La vecchia politica. Ma proprio quella vecchia vecchia. La politica che si fa sulla pelle dei cittadini. Che è tutta costruita a tavolino. La politica non della prima Repubblica, ma della proto-Repubblica. La politica che non ha alcuna considerazione per l’intelligenza degli italiani. Lo spettacolo che si sta consumando sul Decreto Lavoro è questo. Una commedia delle parti con tre protagonisti principali, ciascuno calato in un ruolo prevedibile. Un giallo del quale si conosce la conclusione. 

Succede che il primo protagonista, Matteo Renzi, promette la rivoluzione nel campo del lavoro. Che è prioritario. Che è la prima delle emergenze (come risulta anche dai dati dell’Istat sul milione e 100mila famiglie prive di reddito da lavoro e sulla galoppante disoccupazione giovanile). Parla di Jobs Act, conia una formula inglese per indicare un qualche allineamento a politiche avanzate di stampo anglosassone (o sassone). Peccato che il Jobs Act sia già stato rimandato, nella migliore delle ipotesi, alla prima metà del 2015. L’unico provvedimento concreto di modifica della sciagurata legge Fornero è il DL Lavoro, che nelle intenzioni avrebbe avuto un effetto forse limitato ma benefico sulla flessibilità dell’accesso e avrebbe incoraggiato le aziende, se non a assumere, almeno a ingaggiare in vista di una possibile assunzione. Meglio che niente. Renzi ha però smesso di cavalcare il DL lavoro nel momento in cui si è reso conto che la sinistra interna del Pd (il secondo protagonista della nostra storia) lo aveva trasformato in pretesto per ricordare a tutti di esser viva. Come? Ripristinando certe rigidità della legge Fornero attraverso modifiche al testo in Parlamento, il tutto in base all’assunto ideologico del “posto fisso”.

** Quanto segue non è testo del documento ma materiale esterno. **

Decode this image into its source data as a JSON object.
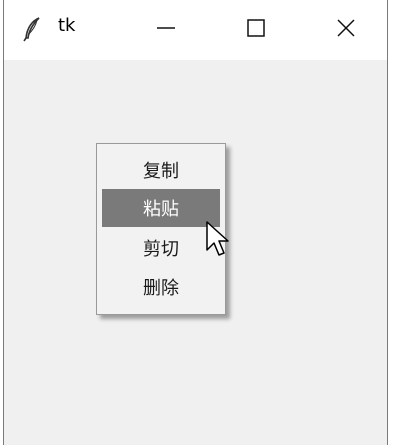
{
  "window": {
    "title": "tk",
    "controls": {
      "minimize": "minimize-icon",
      "maximize": "maximize-icon",
      "close": "close-icon"
    }
  },
  "context_menu": {
    "items": [
      {
        "label": "复制",
        "active": false
      },
      {
        "label": "粘贴",
        "active": true
      },
      {
        "label": "剪切",
        "active": false
      },
      {
        "label": "删除",
        "active": false
      }
    ],
    "highlight_color": "#7a7a7a"
  }
}
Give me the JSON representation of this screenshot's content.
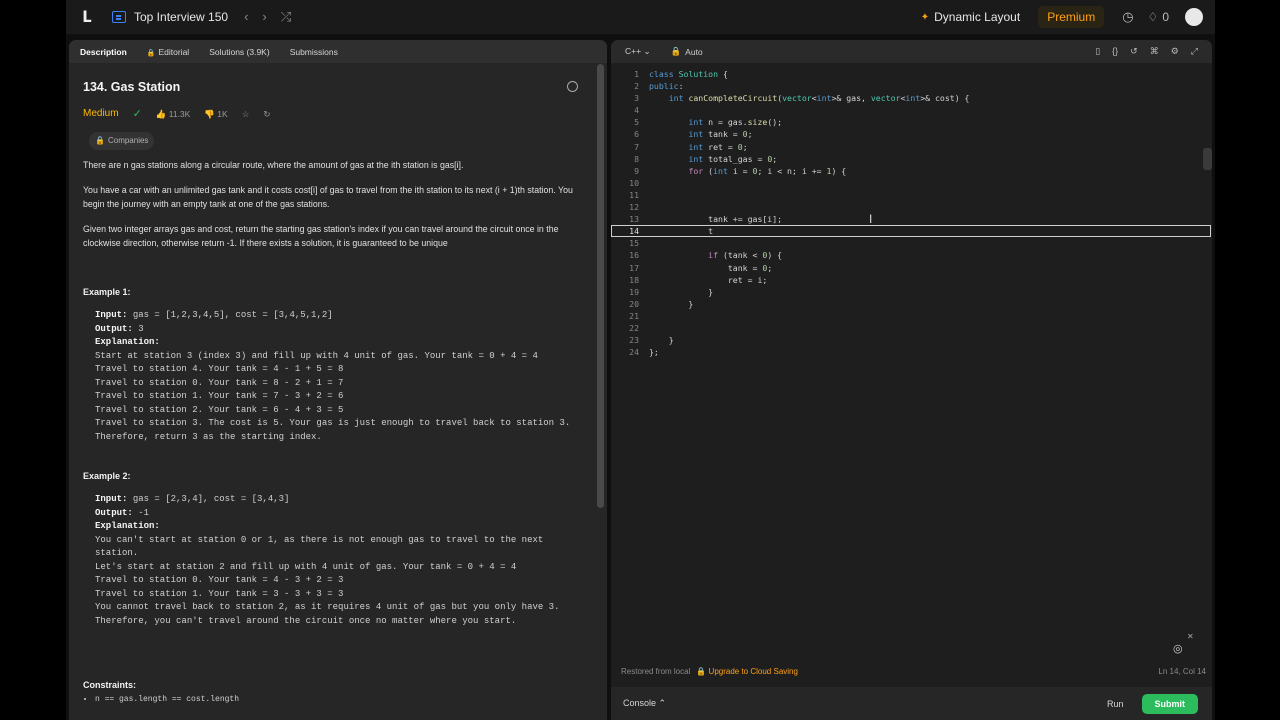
{
  "topbar": {
    "list_title": "Top Interview 150",
    "dynamic_layout": "Dynamic Layout",
    "premium": "Premium",
    "streak": "0"
  },
  "tabs": [
    "Description",
    "Editorial",
    "Solutions (3.9K)",
    "Submissions"
  ],
  "problem": {
    "title": "134. Gas Station",
    "difficulty": "Medium",
    "likes": "11.3K",
    "dislikes": "1K",
    "companies": "Companies",
    "p1": "There are n gas stations along a circular route, where the amount of gas at the ith station is gas[i].",
    "p2": "You have a car with an unlimited gas tank and it costs cost[i] of gas to travel from the ith station to its next (i + 1)th station. You begin the journey with an empty tank at one of the gas stations.",
    "p3": "Given two integer arrays gas and cost, return the starting gas station's index if you can travel around the circuit once in the clockwise direction, otherwise return -1. If there exists a solution, it is guaranteed to be unique",
    "example1": {
      "heading": "Example 1:",
      "input": "gas = [1,2,3,4,5], cost = [3,4,5,1,2]",
      "output": "3",
      "explanation": [
        "Start at station 3 (index 3) and fill up with 4 unit of gas. Your tank = 0 + 4 = 4",
        "Travel to station 4. Your tank = 4 - 1 + 5 = 8",
        "Travel to station 0. Your tank = 8 - 2 + 1 = 7",
        "Travel to station 1. Your tank = 7 - 3 + 2 = 6",
        "Travel to station 2. Your tank = 6 - 4 + 3 = 5",
        "Travel to station 3. The cost is 5. Your gas is just enough to travel back to station 3.",
        "Therefore, return 3 as the starting index."
      ]
    },
    "example2": {
      "heading": "Example 2:",
      "input": "gas = [2,3,4], cost = [3,4,3]",
      "output": "-1",
      "explanation": [
        "You can't start at station 0 or 1, as there is not enough gas to travel to the next station.",
        "Let's start at station 2 and fill up with 4 unit of gas. Your tank = 0 + 4 = 4",
        "Travel to station 0. Your tank = 4 - 3 + 2 = 3",
        "Travel to station 1. Your tank = 3 - 3 + 3 = 3",
        "You cannot travel back to station 2, as it requires 4 unit of gas but you only have 3.",
        "Therefore, you can't travel around the circuit once no matter where you start."
      ]
    },
    "constraints_heading": "Constraints:",
    "constraint1": "n == gas.length == cost.length",
    "labels": {
      "input": "Input:",
      "output": "Output:",
      "explanation": "Explanation:"
    }
  },
  "editor": {
    "language": "C++",
    "mode": "Auto",
    "current_line": 14,
    "lines": [
      "class Solution {",
      "public:",
      "    int canCompleteCircuit(vector<int>& gas, vector<int>& cost) {",
      "",
      "        int n = gas.size();",
      "        int tank = 0;",
      "        int ret = 0;",
      "        int total_gas = 0;",
      "        for (int i = 0; i < n; i += 1) {",
      "",
      "",
      "",
      "            tank += gas[i];",
      "            t",
      "",
      "            if (tank < 0) {",
      "                tank = 0;",
      "                ret = i;",
      "            }",
      "        }",
      "",
      "",
      "    }",
      "};"
    ],
    "status_left": "Restored from local",
    "upgrade": "Upgrade to Cloud Saving",
    "position": "Ln 14, Col 14"
  },
  "bottom": {
    "console": "Console",
    "run": "Run",
    "submit": "Submit"
  },
  "colors": {
    "accent": "#ffa116",
    "submit": "#2cbb5d",
    "medium": "#ffb800"
  }
}
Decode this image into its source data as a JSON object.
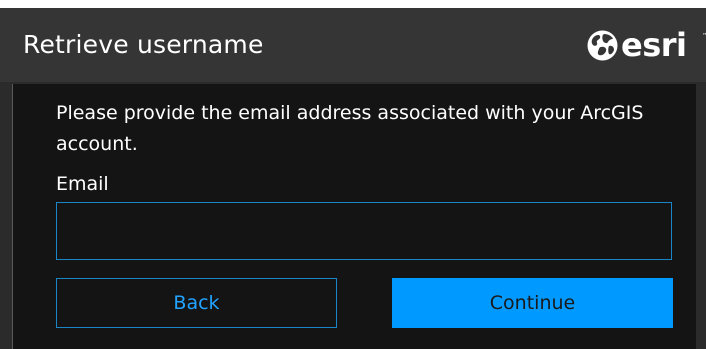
{
  "header": {
    "title": "Retrieve username",
    "logo_text": "esri",
    "logo_tm": "™"
  },
  "form": {
    "instructions": "Please provide the email address associated with your ArcGIS account.",
    "email_label": "Email",
    "email_value": "",
    "email_placeholder": ""
  },
  "buttons": {
    "back_label": "Back",
    "continue_label": "Continue"
  },
  "icons": {
    "logo_globe": "globe-icon"
  },
  "colors": {
    "header_bg": "#353535",
    "body_bg": "#141414",
    "accent": "#0099ff",
    "border_accent": "#1a86c8"
  }
}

A questo punto interviene il terzo protagonista: Angelino Alfano, l’NCD, che in pieno clima da campagna elettorale doveva pur trovare il modo per distinguersi dai compagni di cordata del Pd e da Renzi. Sarebbe stata quasi una giusta battaglia quella degli alfaniani, a cominciare da un esperto di lavoro qual è l’ex ministro Sacconi, se non fosse che tutti sanno quale sarà l’esito della baruffa: la fiducia, il “sì” dell’NCD. Siamo all’operetta su un tema che non lo merita. Il lavoro è sangue, dolore, speranza, paura, miseria o benessere, futuro, morte o vita. Non è tema sul quale si possa inscenare una commedia elettorale ben sapendo che questo schermistico incrociarsi di sciabole tra la sinistra Pd e l’NCD non è altro che un disperato modo per riconquistare una visibilità purchessia. 

Renzi deve aver valutato che, in fondo, la diminuzione da 8 a 5 del numero di proroghe possibili per i contratti a tempo non incrina la direzione della sua rivoluzione, che ha oggi altri obiettivi. Si scannassero gli oppositori interni e gli alleati di governo. Tanto alla fine su tutto calerà la fiducia, la legge ci sarà, la controriforma anche, la Fornero sarà riesumata, il lavoro mancherà come prima ma tutti avranno avuto il loro inutile momento di gloria. 

Si spiega così la sicura fiducia su un provvedimento che non è neppure quello inizialmente partorito dal governo Renzi. Si spiega così il fuoco (fatuo) di sbarramento degli alfaniani. L’eterno teatrino di Montecitorio.